Psychotic and Mental Health Medications( Drugs)
The information you will find here is meant as a guide to better
inform you. Most medications have side effects, and if any of these concern
you please talk this over with your doctor.
Many times people let the fear of side effects keep them from
taking medications they need that will help them. We want to note that you should
discuss this with your Dr before deciding to discontinue your medications. In
any circumstance you should discuss it with your Doctor before discontinuing
them on your own. Some medications can have withdrawals and should only be discontinued
under a Doctors care.
Anytime you go to any doctor always tell them the exact medications
you are taking so as to not cause any conflicts with a newly prescribed medication.

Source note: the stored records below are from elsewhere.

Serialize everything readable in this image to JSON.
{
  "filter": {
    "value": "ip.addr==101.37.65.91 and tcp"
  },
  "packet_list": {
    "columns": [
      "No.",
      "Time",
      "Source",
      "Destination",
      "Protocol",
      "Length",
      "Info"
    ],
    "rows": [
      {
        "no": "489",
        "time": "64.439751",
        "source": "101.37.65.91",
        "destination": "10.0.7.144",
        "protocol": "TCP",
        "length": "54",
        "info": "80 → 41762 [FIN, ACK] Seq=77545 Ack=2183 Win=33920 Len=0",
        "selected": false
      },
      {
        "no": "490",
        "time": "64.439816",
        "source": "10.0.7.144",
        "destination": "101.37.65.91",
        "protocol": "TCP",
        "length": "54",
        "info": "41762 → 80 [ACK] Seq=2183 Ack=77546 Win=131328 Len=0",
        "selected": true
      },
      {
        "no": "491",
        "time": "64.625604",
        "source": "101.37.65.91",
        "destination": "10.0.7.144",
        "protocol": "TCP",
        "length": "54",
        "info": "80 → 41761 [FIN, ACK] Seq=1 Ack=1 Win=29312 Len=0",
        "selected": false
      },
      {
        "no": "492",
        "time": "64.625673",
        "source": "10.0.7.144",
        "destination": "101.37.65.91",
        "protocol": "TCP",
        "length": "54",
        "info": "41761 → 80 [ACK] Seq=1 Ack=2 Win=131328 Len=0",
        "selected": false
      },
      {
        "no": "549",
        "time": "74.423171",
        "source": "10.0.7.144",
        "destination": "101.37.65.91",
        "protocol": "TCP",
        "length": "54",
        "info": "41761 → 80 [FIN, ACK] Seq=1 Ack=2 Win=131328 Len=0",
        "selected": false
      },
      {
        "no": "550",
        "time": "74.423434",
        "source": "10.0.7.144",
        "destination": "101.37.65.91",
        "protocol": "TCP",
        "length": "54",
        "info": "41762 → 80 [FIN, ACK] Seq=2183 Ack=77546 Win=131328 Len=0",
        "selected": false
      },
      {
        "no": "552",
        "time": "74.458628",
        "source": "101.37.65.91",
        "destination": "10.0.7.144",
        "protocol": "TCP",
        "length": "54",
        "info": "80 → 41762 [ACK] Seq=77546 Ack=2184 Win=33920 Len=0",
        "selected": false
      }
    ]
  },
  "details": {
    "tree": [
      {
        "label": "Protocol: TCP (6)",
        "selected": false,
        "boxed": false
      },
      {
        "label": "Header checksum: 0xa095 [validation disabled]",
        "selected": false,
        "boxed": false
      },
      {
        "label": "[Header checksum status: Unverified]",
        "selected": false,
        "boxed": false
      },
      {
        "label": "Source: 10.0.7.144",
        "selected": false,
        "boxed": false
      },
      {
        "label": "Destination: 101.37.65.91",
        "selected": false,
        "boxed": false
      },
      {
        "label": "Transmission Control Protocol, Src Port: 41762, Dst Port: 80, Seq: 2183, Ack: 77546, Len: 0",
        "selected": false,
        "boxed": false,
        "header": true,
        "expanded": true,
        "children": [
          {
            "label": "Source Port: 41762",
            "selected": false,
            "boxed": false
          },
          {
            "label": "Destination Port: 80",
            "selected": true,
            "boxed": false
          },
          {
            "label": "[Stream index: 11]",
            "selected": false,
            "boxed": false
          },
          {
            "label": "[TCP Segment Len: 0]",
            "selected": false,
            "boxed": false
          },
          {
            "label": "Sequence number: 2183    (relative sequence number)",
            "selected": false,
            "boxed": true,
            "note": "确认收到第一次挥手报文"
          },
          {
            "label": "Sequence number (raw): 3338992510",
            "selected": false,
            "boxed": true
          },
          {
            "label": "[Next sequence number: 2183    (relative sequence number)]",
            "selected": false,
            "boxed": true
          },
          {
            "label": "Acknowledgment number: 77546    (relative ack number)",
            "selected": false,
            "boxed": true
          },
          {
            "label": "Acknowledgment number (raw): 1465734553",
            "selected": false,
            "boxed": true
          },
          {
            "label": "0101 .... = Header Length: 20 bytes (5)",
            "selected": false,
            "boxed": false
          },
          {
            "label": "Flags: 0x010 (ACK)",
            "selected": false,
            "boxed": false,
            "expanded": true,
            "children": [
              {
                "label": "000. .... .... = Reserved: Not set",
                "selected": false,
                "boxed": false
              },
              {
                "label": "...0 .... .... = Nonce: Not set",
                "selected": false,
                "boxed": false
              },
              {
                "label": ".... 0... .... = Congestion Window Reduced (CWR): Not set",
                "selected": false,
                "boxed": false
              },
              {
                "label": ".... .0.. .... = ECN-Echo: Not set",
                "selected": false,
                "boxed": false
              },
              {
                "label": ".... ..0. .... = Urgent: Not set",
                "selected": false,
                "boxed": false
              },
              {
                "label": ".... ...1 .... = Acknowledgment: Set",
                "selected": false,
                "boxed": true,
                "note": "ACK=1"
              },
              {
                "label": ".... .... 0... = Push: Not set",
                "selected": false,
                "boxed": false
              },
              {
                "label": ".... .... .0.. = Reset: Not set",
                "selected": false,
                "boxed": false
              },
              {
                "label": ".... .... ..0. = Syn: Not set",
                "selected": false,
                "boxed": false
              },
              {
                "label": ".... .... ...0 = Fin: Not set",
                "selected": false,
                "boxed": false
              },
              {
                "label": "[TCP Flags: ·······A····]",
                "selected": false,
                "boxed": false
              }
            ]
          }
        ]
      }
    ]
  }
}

If you have a need to take OTC (over the counter) medications for ANYTHING, always
ask you doctor to see if it safe to mix them.
Self-medication can be dangerous. Interpretation of both signs and symptoms
of the illness and side effects are jobs for the professional. The prescription
and management of medication, in all cases, must be done by a responsible physician
working closely with the patient and sometimes the patient's family or other
mental health professionals. This is the only way to ensure that the most effective
use of medication is achieved with minimum risk of side effects or complications.

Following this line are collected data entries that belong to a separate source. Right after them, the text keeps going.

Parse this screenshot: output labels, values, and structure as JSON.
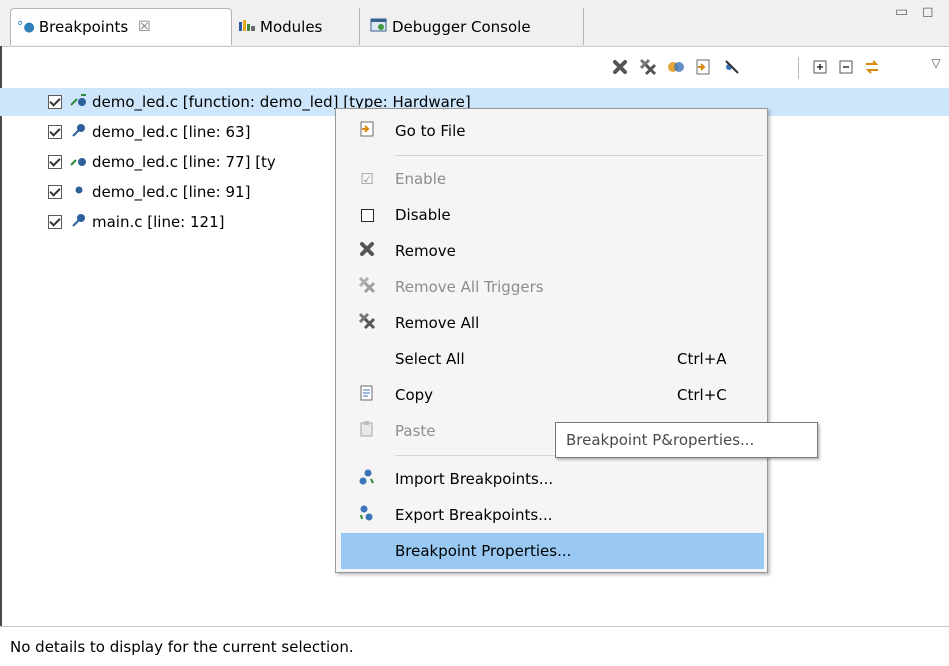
{
  "tabs": [
    {
      "label": "Breakpoints",
      "icon": "breakpoints-icon",
      "close": "☒"
    },
    {
      "label": "Modules",
      "icon": "modules-icon"
    },
    {
      "label": "Debugger Console",
      "icon": "console-icon"
    }
  ],
  "window_controls": {
    "minimize": "▭",
    "maximize": "◻"
  },
  "toolbar": {
    "icons": [
      "remove-icon",
      "remove-all-icon",
      "link-icon",
      "go-to-file-icon",
      "skip-all-icon",
      "expand-all-icon",
      "collapse-all-icon",
      "link-with-debug-view-icon",
      "view-menu-icon"
    ]
  },
  "breakpoints": [
    {
      "label": "demo_led.c [function: demo_led] [type: Hardware]",
      "checked": true,
      "icon": "function-breakpoint-icon",
      "selected": true
    },
    {
      "label": "demo_led.c [line: 63]",
      "checked": true,
      "icon": "line-breakpoint-icon"
    },
    {
      "label": "demo_led.c [line: 77] [ty",
      "checked": true,
      "icon": "hardware-breakpoint-icon"
    },
    {
      "label": "demo_led.c [line: 91]",
      "checked": true,
      "icon": "breakpoint-dot-icon"
    },
    {
      "label": "main.c [line: 121]",
      "checked": true,
      "icon": "line-breakpoint-icon"
    }
  ],
  "context_menu": {
    "items": [
      {
        "label": "Go to File",
        "shortcut": "",
        "enabled": true,
        "icon": "go-to-file-icon"
      },
      {
        "label": "Enable",
        "shortcut": "",
        "enabled": false,
        "icon": "checkbox-checked-icon"
      },
      {
        "label": "Disable",
        "shortcut": "",
        "enabled": true,
        "icon": "checkbox-empty-icon"
      },
      {
        "label": "Remove",
        "shortcut": "",
        "enabled": true,
        "icon": "remove-icon"
      },
      {
        "label": "Remove All Triggers",
        "shortcut": "",
        "enabled": false,
        "icon": "remove-all-triggers-icon"
      },
      {
        "label": "Remove All",
        "shortcut": "",
        "enabled": true,
        "icon": "remove-all-icon"
      },
      {
        "label": "Select All",
        "shortcut": "Ctrl+A",
        "enabled": true,
        "icon": ""
      },
      {
        "label": "Copy",
        "shortcut": "Ctrl+C",
        "enabled": true,
        "icon": "copy-icon"
      },
      {
        "label": "Paste",
        "shortcut": "",
        "enabled": false,
        "icon": "paste-icon"
      },
      {
        "label": "Import Breakpoints...",
        "shortcut": "",
        "enabled": true,
        "icon": "import-breakpoints-icon"
      },
      {
        "label": "Export Breakpoints...",
        "shortcut": "",
        "enabled": true,
        "icon": "export-breakpoints-icon"
      },
      {
        "label": "Breakpoint Properties...",
        "shortcut": "",
        "enabled": true,
        "icon": "",
        "highlighted": true
      }
    ]
  },
  "tooltip": {
    "text": "Breakpoint P&roperties..."
  },
  "details": {
    "text": "No details to display for the current selection."
  },
  "colors": {
    "selection": "#cde6fb",
    "menu_highlight": "#99c9f2",
    "disabled_text": "#8d8d8d"
  }
}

Oftentimes an individual is taking more than one medication and at different
times of the day. It is essential to take the correct dosage of each medication.
An easy way to ensure this is to use a 7-day pill box, available at the prescription
counter in any pharmacy, and to fill the box with the proper medications at
the beginning of each week.
Anyone can develop a mental illness you, a family member, a friend, or the
fellow down the block. Some disorders are mild, while others are serious and
long-lasting. These conditions can be helped. One way an important way is with
psychotherapeutic medications. Compared to other types of treatment, these medications
are relative newcomers in the fight against mental illness. It was only 41 years
ago that the first one, chlorpromazine, was introduced. But considering the
short time they've been around, psychotherapeutic medications have made dramatic
changes in the treatment of mental disorders. People who, years ago, might have
spent many years in mental hospitals because of crippling mental illness may
now only go in for brief treatment, or might receive all their treatment at
an outpatient clinic. Psychotherapeutic medications also may make other kinds
of treatment more effective. Someone who is too depressed to talk, for instance,
can't get much benefit from psychotherapy or counseling; but often, the right
medication will improve symptoms so that the person can respond better. Another
benefit from these medications is an increased understanding of the causes of
mental illness. Scientists have learned a great deal more about the workings
of the brain as a result of their investigations into how psycho- therapeutic
medications relieve disorders such as psychosis, depression, anxiety, obsessive
compulsive disorder, and panic disorder.